Yaralı

335 6 0
                                    

Bölüm 3

Kokusu beni benden alırken aklımı başımda tutmaya gayret ediyordum. Yoksa olmaması gereken şeyler olabilirdir.

"Evet Hale şimdi söyle, o şaka neden bana yapılıyor?"
Sesindeki ciddiyet beni korkuturken bunu belli etmemek için elimden geleni yapıyordum.

Derin bir nefes alıp konuşmaya başladım," Bak canım Yunus abim..." derken sözümü yarıda kesen şey bir adet dişlerini sıkan Yunus abi oldu.

"Hale bana bu yazdıklarından sonra daha abi demen beni deli ediyor, yeter!"

"Of tamam be, sadece şaka yapmak istemiştim hepsi bu ne kadar uzattın bunu sen."

Ben bunu dedikten sonra hiç bir şey demeden beni orada bırakıp arkasını dönüp gitti. Bu neydi şimdi? Aman be en iyisi gidip uyumak.

Sabah saat 08:00 da uyandım, daha doğrusu uyanmak zorunda kaldım. Neden? Çünkü çalışıyorum
ÇÜNKÜ ÇALIŞIYORUM!!
Nerede benin beyaz atlı zengin prensim be.

Kısa bir duşun ardından ayak üstü kahvaltı yaparken Meltem Sultanın kızmalarına da kulaklarımı tıkıyordum.

Hastaneye girdikten sonra üzerimi değişmek için kabine doğru giderken bizim kızların acilde toplandığını gördüm. Üzerimi değiştikten sonra acile doğru yöneldim, ben yaklaştıkça bizimkilerin ne konuştuğunu daha net duymaya başladım.

"Kızım bu adam dayak yiyecek gibi durmuyor baksana taş mübarek."
"Taş deyip adama hakaret etmesen mi, yürüyen meteor be."
Anlaşılan acil bir vaka değil yakışıklı karizma bir vaka var.
Kızların yanına ulaştıktan sonra, "Kızlar nasılmış bakalım şu sizin taş meteor çekilin de görelim."
Gördüğüm manzara karşısında dilim tutulmanın eşiğine geldi.
Burnunda kurumuş kan lekeleri, sağ kaşı patlamış ve dudağının sol üst tarafı patlamış şekilde karşımda yatan Yunus abiden başkası değildi.

Yanına yaklaştıkça burnuma gelen ağır alkol kokusu beni rahatsız etse de telaştan bunu düşünecek halde değildim.
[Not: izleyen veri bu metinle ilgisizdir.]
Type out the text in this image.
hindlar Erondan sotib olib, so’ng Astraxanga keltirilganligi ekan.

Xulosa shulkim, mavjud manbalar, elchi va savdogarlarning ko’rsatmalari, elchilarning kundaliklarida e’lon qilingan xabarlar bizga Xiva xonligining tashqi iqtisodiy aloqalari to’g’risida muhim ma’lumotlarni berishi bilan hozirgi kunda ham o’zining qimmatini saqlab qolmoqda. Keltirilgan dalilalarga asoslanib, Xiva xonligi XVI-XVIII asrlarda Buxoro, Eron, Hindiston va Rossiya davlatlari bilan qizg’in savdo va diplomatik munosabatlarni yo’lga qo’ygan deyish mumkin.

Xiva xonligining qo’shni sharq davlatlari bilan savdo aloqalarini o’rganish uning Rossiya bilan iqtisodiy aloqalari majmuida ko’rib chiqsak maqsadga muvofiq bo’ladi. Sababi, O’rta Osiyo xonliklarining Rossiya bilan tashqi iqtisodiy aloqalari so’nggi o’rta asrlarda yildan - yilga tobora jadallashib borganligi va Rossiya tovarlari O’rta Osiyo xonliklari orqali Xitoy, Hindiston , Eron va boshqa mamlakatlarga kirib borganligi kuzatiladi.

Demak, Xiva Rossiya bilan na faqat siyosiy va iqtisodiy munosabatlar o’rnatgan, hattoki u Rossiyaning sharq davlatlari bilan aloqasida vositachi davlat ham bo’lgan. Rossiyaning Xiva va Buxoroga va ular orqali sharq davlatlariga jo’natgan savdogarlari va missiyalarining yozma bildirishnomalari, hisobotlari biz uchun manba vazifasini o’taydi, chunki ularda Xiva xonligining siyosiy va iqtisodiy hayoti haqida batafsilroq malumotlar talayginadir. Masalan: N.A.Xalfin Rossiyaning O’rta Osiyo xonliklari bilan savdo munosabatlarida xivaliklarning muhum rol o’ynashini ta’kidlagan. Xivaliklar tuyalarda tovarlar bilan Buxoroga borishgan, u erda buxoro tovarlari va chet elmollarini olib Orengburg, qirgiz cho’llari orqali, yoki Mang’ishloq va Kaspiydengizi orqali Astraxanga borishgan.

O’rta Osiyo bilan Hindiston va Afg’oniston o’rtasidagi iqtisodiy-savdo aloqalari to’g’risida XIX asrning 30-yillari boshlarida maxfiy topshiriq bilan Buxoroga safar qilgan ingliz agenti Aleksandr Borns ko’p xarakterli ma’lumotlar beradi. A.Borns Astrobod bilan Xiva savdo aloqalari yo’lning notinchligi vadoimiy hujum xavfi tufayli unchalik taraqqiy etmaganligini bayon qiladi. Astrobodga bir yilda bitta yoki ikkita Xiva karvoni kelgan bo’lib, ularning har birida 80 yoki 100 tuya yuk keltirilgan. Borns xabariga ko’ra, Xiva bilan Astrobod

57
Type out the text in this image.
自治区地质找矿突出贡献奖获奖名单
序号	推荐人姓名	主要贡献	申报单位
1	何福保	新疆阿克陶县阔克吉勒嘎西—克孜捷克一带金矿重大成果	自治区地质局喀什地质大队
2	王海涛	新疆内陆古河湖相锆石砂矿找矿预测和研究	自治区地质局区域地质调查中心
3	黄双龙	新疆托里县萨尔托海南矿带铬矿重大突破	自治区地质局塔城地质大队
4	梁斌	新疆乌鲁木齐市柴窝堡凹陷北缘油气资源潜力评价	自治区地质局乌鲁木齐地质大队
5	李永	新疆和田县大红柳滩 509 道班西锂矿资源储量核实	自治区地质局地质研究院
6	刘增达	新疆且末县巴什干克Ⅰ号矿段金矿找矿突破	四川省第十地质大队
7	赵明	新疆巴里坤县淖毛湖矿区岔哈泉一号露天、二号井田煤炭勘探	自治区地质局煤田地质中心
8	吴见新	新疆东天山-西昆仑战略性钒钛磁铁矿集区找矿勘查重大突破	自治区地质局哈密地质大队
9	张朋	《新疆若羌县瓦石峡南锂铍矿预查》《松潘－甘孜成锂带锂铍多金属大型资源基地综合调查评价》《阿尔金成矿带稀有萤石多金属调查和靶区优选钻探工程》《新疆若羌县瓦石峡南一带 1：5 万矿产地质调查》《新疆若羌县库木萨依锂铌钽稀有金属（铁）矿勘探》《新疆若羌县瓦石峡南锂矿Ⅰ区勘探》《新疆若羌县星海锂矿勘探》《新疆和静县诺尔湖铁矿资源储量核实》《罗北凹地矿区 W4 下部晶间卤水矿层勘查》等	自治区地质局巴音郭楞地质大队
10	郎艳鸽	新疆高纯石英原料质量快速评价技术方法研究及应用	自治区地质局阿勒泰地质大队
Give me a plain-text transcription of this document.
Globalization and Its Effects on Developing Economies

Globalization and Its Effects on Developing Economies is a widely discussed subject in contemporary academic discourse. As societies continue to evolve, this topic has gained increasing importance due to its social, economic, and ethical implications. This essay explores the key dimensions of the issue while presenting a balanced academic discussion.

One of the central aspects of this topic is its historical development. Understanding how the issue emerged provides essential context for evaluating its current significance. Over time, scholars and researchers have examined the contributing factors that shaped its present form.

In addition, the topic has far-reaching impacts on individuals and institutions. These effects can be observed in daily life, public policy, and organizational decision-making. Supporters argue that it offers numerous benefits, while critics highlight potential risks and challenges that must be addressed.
"Yunus abi, ne oldu sana böyle?" diye sordum.
"Küçük..." deyip yüzüme bakmaya başladı.
Tekrar başını sedyeye koyup, "hayal de görmeye başladım" diyerek kendi kendine konuştu.

Aradan geçen iki saatin ardından nedense onu bırakıp işimin başına geçemedim. Ne olduğunu deli gibi merak ediyordum. Uyurken bir kaç kez sayıkladığında ne dediğini anlayamamıştım.

Sonunda kendine geldiğinde, beni karşısında görmek onu şaşırtmış olacak ki, gözlerini ovarak tekrar tekrar bana baktı.

"Sonunda uyandın, ne olduğunu anlatacak mısın artık?" dedim.
Tek kelime etmeden kafasını yana çevirince ben de diğer tarafına geçtim, arsızlık değil mi.
Konuşmayacağını anladığımda odadan yiyecek bir şeyler almak için çıktım.

Geri döndüğümde böyle bir manzara ile karşılaşacağım aklıma dahi gelmezdi.